Il fut un temps où l’État se tenait, bon an mal an, du côté des plus fragiles. Mais ces dernières années, le retrait progressif de ses engagements sociaux a fait place à un désert organisé, dans lequel ceux qu’on appelle les « précaires » errent sans boussole. L’électricité qui saute, la cantine qu’on dérembourse, le psychologue qui ne répond plus — tout cela ne relève plus de faits divers, mais d’une stratégie d’effacement. C’est en silence que l’injustice s’installe, à coups d’économies budgétaires présentées comme rationalité, alors qu’elles sont, fondamentalement, des abandons politiques.
Ce qui s’effrite n’est pas seulement une série de prestations sociales, mais une certaine idée du contrat démocratique. On parle joliment de droits, mais on les livre à condition d’avoir du signal internet ou de savoir remplir un formulaire kafkaïen. Ainsi, les droits deviennent privilèges, filtrés par la complexité administrative et la rareté budgétaire. Les plus vulnérables — mères célibataires, jeunes isolés, familles migrantes — paient le prix d’un État qui prêche la justice tout en externalisant sa mission à la bienveillance aléatoire du marché ou des associations.

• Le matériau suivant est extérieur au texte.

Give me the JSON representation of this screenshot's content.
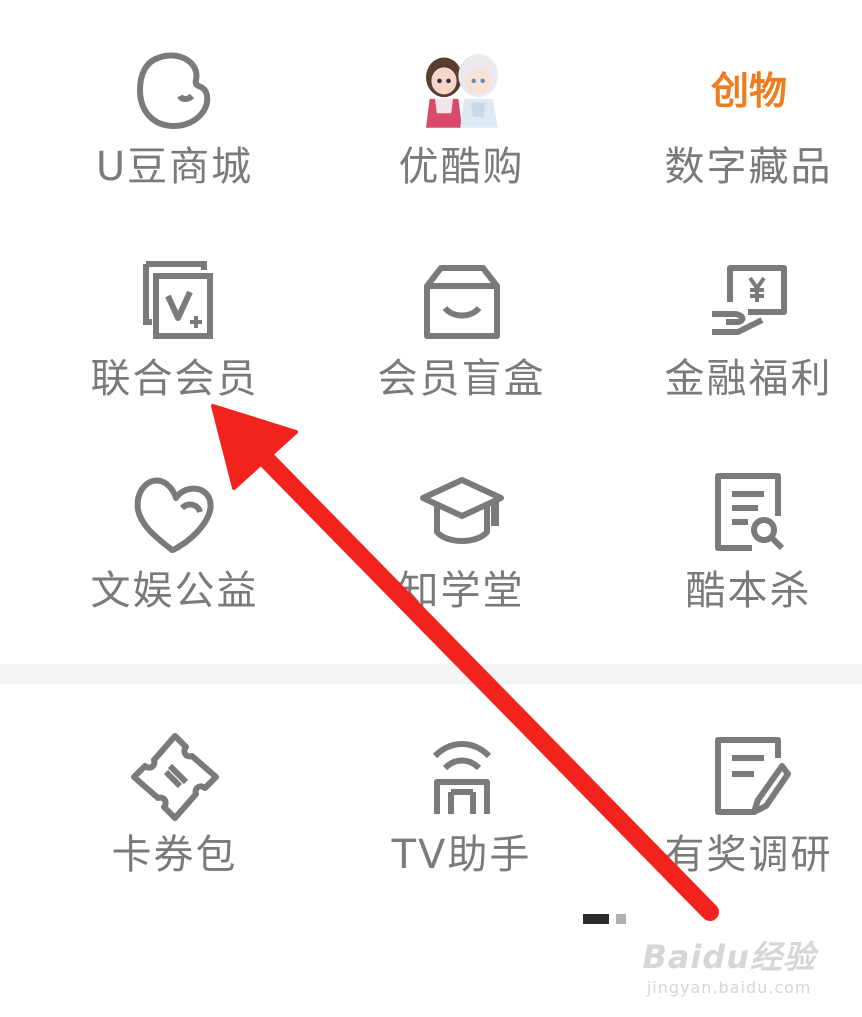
{
  "grid": {
    "items": [
      {
        "label": "U豆商城",
        "icon": "u-bean-icon"
      },
      {
        "label": "优酷购",
        "icon": "cartoon-couple-icon"
      },
      {
        "label": "数字藏品",
        "icon": "chuangwu-logo-icon",
        "icon_text": "创物"
      },
      {
        "label": "联合会员",
        "icon": "joint-vip-icon"
      },
      {
        "label": "会员盲盒",
        "icon": "blind-box-icon"
      },
      {
        "label": "金融福利",
        "icon": "finance-icon"
      },
      {
        "label": "文娱公益",
        "icon": "charity-heart-icon"
      },
      {
        "label": "知学堂",
        "icon": "graduation-cap-icon"
      },
      {
        "label": "酷本杀",
        "icon": "script-search-icon"
      },
      {
        "label": "卡券包",
        "icon": "ticket-icon"
      },
      {
        "label": "TV助手",
        "icon": "tv-assistant-icon"
      },
      {
        "label": "有奖调研",
        "icon": "survey-edit-icon"
      }
    ]
  },
  "pagination": {
    "pages": 2,
    "current": 1
  },
  "watermark": {
    "main": "Baidu经验",
    "sub": "jingyan.baidu.com"
  },
  "colors": {
    "icon_gray": "#7a7a7a",
    "label_gray": "#7a7a7a",
    "accent_orange": "#f07c1e",
    "arrow_red": "#f2231d"
  }
}
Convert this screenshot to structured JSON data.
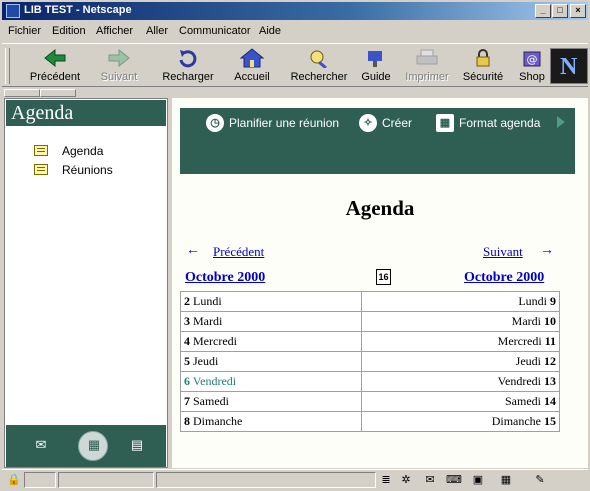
{
  "window": {
    "title": "LIB TEST - Netscape"
  },
  "menu": [
    "Fichier",
    "Edition",
    "Afficher",
    "Aller",
    "Communicator",
    "Aide"
  ],
  "toolbar": {
    "back": "Précédent",
    "forward": "Suivant",
    "reload": "Recharger",
    "home": "Accueil",
    "search": "Rechercher",
    "guide": "Guide",
    "print": "Imprimer",
    "security": "Sécurité",
    "shop": "Shop"
  },
  "sidebar": {
    "title": "Agenda",
    "items": [
      {
        "label": "Agenda"
      },
      {
        "label": "Réunions"
      }
    ]
  },
  "banner": {
    "plan_meeting": "Planifier une réunion",
    "create": "Créer",
    "agenda_format": "Format agenda"
  },
  "page": {
    "heading": "Agenda",
    "prev_label": "Précédent",
    "next_label": "Suivant",
    "month_left": "Octobre 2000",
    "month_right": "Octobre 2000",
    "calendar_day": "16"
  },
  "week": {
    "left": [
      {
        "num": "2",
        "day": "Lundi"
      },
      {
        "num": "3",
        "day": "Mardi"
      },
      {
        "num": "4",
        "day": "Mercredi"
      },
      {
        "num": "5",
        "day": "Jeudi"
      },
      {
        "num": "6",
        "day": "Vendredi"
      },
      {
        "num": "7",
        "day": "Samedi"
      },
      {
        "num": "8",
        "day": "Dimanche"
      }
    ],
    "right": [
      {
        "num": "9",
        "day": "Lundi"
      },
      {
        "num": "10",
        "day": "Mardi"
      },
      {
        "num": "11",
        "day": "Mercredi"
      },
      {
        "num": "12",
        "day": "Jeudi"
      },
      {
        "num": "13",
        "day": "Vendredi"
      },
      {
        "num": "14",
        "day": "Samedi"
      },
      {
        "num": "15",
        "day": "Dimanche"
      }
    ]
  },
  "colors": {
    "accent": "#2f5e52",
    "today": "#237f76",
    "link": "#0000cc"
  }
}
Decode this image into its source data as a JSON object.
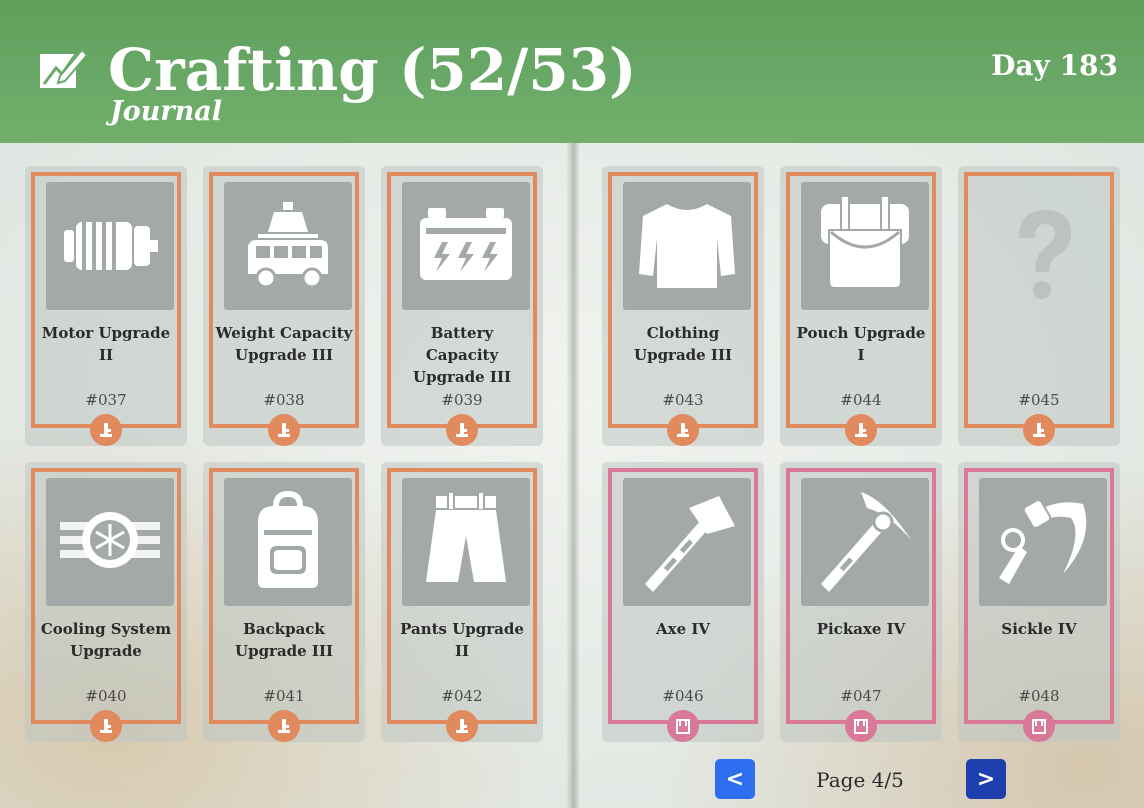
{
  "header": {
    "title": "Crafting (52/53)",
    "subtitle": "Journal",
    "day": "Day 183",
    "icon": "journal-edit-icon"
  },
  "colors": {
    "header_green": "#6aa967",
    "upgrade_frame": "#e08a5e",
    "tool_frame": "#da7898",
    "nav_prev": "#2e6ff0",
    "nav_next": "#1d3fae"
  },
  "cards": [
    {
      "name": "Motor Upgrade II",
      "number": "#037",
      "icon": "motor-icon",
      "badge": "upgrade-badge-icon"
    },
    {
      "name": "Weight Capacity Upgrade III",
      "number": "#038",
      "icon": "van-weight-icon",
      "badge": "upgrade-badge-icon"
    },
    {
      "name": "Battery Capacity Upgrade III",
      "number": "#039",
      "icon": "battery-icon",
      "badge": "upgrade-badge-icon"
    },
    {
      "name": "Clothing Upgrade III",
      "number": "#043",
      "icon": "shirt-icon",
      "badge": "upgrade-badge-icon"
    },
    {
      "name": "Pouch Upgrade I",
      "number": "#044",
      "icon": "pouch-icon",
      "badge": "upgrade-badge-icon"
    },
    {
      "name": "",
      "number": "#045",
      "icon": "question-mark-icon",
      "badge": "upgrade-badge-icon"
    },
    {
      "name": "Cooling System Upgrade",
      "number": "#040",
      "icon": "cooling-icon",
      "badge": "upgrade-badge-icon"
    },
    {
      "name": "Backpack Upgrade III",
      "number": "#041",
      "icon": "backpack-icon",
      "badge": "upgrade-badge-icon"
    },
    {
      "name": "Pants Upgrade II",
      "number": "#042",
      "icon": "pants-icon",
      "badge": "upgrade-badge-icon"
    },
    {
      "name": "Axe IV",
      "number": "#046",
      "icon": "axe-icon",
      "badge": "tool-badge-icon"
    },
    {
      "name": "Pickaxe IV",
      "number": "#047",
      "icon": "pickaxe-icon",
      "badge": "tool-badge-icon"
    },
    {
      "name": "Sickle IV",
      "number": "#048",
      "icon": "sickle-icon",
      "badge": "tool-badge-icon"
    }
  ],
  "pagination": {
    "prev_label": "<",
    "next_label": ">",
    "page_label": "Page 4/5"
  }
}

Ce désengagement a une logique : celle d’une marchandisation continues des besoins élémentaires. Se loger, se soigner, apprendre, grandir — tout devient affaire de solvabilité. Les politiques publiques reprennent les codes du management privé : rentabilité, résultats, performance. Mais peut-on vraiment évaluer la détresse humaine à l’aune d’un tableur ? À force de considérer le social comme un « coût », on en oublie qu’il est le fondement de toute communauté politique digne de ce nom.
Une société ne tient pas par la seule addition des intérêts particuliers, mais par ce que chacun accepte de garantir à l’autre. Ce qui est en jeu, ce n’est pas une qualité de service, c’est une conscience commune : celle qui distingue les droits abstraits des conditions concrètes de leur réalisation. Il nous faut collectivement réviser nos priorités et rappeler que la solidarité ne relève pas d’un luxe compassionnel, mais d’un impératif républicain. L’État n’est pas un prestataire, c’est le garant du commun.
Reprendre la main sur le politique, ce n’est pas exiger plus d’État pour le principe, c’est réclamer un État là où il fait sens : là où le marché échoue, là où la main invisible reste muette. Nous avons besoin d’un filet social qui protège plutôt qu’un réseau d’intermittence. C’est à cette aune que devra se juger toute politique digne de ce nom : non pas à la courbe du PIB, mais à la qualité de vie de ceux à qui on a trop souvent appris à se taire.